SHIVKU containing the envelope of HIV-1 is a recently derived virus that causes AIDS and neurological disease in Rh macaques after severe depletion of CD4+ T cells. In previous studies, we used this virus to characterize the histological nature of the neuropathological changes and the nature of the altered systemic infection during and after withdrawal of anti-retroviral therapy. We also established that it causes a low-grade systemic infection after given as a challenge to vaccinated animals. In this application, in Aim 1, we will use the model to obtain more detailed information on the chronology of development of CNS disease in order to better understand the nature of virus-host responses associated with this complication. This information will be used as a backdrop for intervention strategies focused on the nature of the infection in the CNS of animals placed on drug therapy and in vaccinated animals. Questions that cannot be answered in humans can now be approached.
In Aim 2 we will determine the effects of anti-retroviral therapy on the progress of infection in the CNS and on neuropathological processes already in progress.
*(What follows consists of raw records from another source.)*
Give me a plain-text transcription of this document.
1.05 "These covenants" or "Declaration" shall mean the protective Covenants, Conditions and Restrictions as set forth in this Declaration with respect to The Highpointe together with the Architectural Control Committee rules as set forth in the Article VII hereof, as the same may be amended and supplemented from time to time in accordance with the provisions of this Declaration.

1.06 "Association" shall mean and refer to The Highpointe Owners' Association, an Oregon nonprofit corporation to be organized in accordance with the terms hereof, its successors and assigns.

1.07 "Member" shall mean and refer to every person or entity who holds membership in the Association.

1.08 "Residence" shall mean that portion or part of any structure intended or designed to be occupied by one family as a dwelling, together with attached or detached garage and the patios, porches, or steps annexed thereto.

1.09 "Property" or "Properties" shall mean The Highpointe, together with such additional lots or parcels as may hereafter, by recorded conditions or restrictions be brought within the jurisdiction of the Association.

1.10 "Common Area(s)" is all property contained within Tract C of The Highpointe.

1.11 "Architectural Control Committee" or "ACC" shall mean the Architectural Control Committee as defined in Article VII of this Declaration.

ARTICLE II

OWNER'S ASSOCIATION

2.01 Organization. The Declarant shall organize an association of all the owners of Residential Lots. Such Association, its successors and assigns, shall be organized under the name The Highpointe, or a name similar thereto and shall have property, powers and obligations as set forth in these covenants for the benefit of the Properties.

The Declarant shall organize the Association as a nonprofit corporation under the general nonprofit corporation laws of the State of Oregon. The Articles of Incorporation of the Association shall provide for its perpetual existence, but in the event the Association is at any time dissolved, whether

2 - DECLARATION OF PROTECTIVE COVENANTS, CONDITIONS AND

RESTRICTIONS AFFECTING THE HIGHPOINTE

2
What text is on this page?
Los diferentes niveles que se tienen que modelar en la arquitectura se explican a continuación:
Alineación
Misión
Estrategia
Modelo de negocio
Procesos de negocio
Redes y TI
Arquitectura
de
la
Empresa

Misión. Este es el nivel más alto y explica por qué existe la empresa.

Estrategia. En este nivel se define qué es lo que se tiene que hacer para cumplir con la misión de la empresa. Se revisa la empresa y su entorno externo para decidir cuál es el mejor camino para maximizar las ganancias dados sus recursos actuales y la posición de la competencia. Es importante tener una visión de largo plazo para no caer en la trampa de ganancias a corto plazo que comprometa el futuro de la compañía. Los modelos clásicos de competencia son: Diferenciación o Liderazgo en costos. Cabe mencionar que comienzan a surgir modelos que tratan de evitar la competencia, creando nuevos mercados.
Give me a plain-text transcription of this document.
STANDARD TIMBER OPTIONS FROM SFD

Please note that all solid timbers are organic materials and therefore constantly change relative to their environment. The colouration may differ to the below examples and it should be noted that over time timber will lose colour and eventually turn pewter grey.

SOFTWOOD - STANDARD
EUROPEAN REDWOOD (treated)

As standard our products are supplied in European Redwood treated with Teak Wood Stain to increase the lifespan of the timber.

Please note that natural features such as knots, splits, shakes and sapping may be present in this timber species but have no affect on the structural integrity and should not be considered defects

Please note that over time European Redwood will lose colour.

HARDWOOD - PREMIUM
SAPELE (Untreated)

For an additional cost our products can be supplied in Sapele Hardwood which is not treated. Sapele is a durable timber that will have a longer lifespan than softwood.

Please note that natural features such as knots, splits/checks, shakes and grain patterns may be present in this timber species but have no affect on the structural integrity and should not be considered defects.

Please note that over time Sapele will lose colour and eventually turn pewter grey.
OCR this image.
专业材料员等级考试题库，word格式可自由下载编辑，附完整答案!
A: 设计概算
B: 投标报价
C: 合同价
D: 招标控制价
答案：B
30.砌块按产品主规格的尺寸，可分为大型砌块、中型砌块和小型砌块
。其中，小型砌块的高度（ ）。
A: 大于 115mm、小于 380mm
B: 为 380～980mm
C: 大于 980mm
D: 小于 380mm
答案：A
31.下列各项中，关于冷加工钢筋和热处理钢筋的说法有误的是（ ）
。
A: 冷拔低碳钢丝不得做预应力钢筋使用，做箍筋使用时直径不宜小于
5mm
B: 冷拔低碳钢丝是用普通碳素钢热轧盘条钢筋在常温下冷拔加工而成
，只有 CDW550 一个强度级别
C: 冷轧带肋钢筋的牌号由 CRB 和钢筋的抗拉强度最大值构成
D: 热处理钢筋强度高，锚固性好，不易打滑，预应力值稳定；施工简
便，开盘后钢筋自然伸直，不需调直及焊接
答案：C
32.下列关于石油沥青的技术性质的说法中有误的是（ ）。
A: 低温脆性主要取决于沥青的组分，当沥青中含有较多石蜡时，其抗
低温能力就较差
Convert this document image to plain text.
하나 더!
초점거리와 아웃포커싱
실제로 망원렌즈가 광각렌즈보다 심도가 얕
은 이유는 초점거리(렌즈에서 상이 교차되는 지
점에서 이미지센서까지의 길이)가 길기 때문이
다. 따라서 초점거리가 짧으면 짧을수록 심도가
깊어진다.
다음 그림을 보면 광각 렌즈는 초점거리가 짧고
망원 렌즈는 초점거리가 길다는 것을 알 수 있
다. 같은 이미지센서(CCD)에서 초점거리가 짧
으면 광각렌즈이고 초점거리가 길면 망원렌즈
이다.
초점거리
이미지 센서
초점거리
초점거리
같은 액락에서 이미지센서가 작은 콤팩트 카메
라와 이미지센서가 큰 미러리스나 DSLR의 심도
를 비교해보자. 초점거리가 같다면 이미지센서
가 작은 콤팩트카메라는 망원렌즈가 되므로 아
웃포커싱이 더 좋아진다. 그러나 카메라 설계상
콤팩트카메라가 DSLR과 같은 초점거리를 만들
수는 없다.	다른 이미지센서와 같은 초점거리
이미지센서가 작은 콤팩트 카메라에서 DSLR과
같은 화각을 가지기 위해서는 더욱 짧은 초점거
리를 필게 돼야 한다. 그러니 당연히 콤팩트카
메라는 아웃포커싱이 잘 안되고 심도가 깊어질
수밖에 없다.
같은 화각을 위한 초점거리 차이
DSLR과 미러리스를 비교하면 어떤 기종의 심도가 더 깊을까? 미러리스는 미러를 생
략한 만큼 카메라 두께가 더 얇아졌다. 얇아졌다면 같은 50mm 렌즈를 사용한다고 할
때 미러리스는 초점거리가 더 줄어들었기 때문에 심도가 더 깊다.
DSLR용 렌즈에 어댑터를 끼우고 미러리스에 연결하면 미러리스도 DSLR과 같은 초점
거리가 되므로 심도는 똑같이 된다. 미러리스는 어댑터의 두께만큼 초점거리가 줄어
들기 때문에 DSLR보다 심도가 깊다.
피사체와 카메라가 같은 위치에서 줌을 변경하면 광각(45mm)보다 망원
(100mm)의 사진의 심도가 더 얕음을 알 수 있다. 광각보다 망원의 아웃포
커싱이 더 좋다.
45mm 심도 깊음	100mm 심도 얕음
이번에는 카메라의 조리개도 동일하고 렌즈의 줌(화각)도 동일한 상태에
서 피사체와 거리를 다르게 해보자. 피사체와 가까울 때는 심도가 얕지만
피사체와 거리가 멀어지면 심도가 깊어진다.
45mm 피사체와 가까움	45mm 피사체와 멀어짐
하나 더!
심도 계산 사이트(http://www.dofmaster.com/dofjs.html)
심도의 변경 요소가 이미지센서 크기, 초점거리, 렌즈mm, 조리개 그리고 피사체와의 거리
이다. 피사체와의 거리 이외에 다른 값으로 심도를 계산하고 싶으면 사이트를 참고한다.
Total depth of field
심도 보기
In Aim 3 we will determine whether live vaccine virus causes infection in the CNS. Although vaccination prevented AIDS, SHIVKU given as challenge still caused systemic infection, a result that can be expected in immunized humans exposed to HIV-1. As part of Aim 3 we will determine also whether this low-grade infection by SHIVKU also becomes established in the CNS. Do these viruses which cause persistent CNS infection mutate along divergent pathways from virus in lymph nodes? In Aim 4 we will extend in vitro findings that anti-IL-4 strategies causes reduction of virus replication in macaque macrophages. We will use gene therapy with antisense IL-4 DNA to treat SHIV encephalitis in Rh macaques in attempts to cause reduction in virus replication in brain macrophages and thus cure the encephalitis.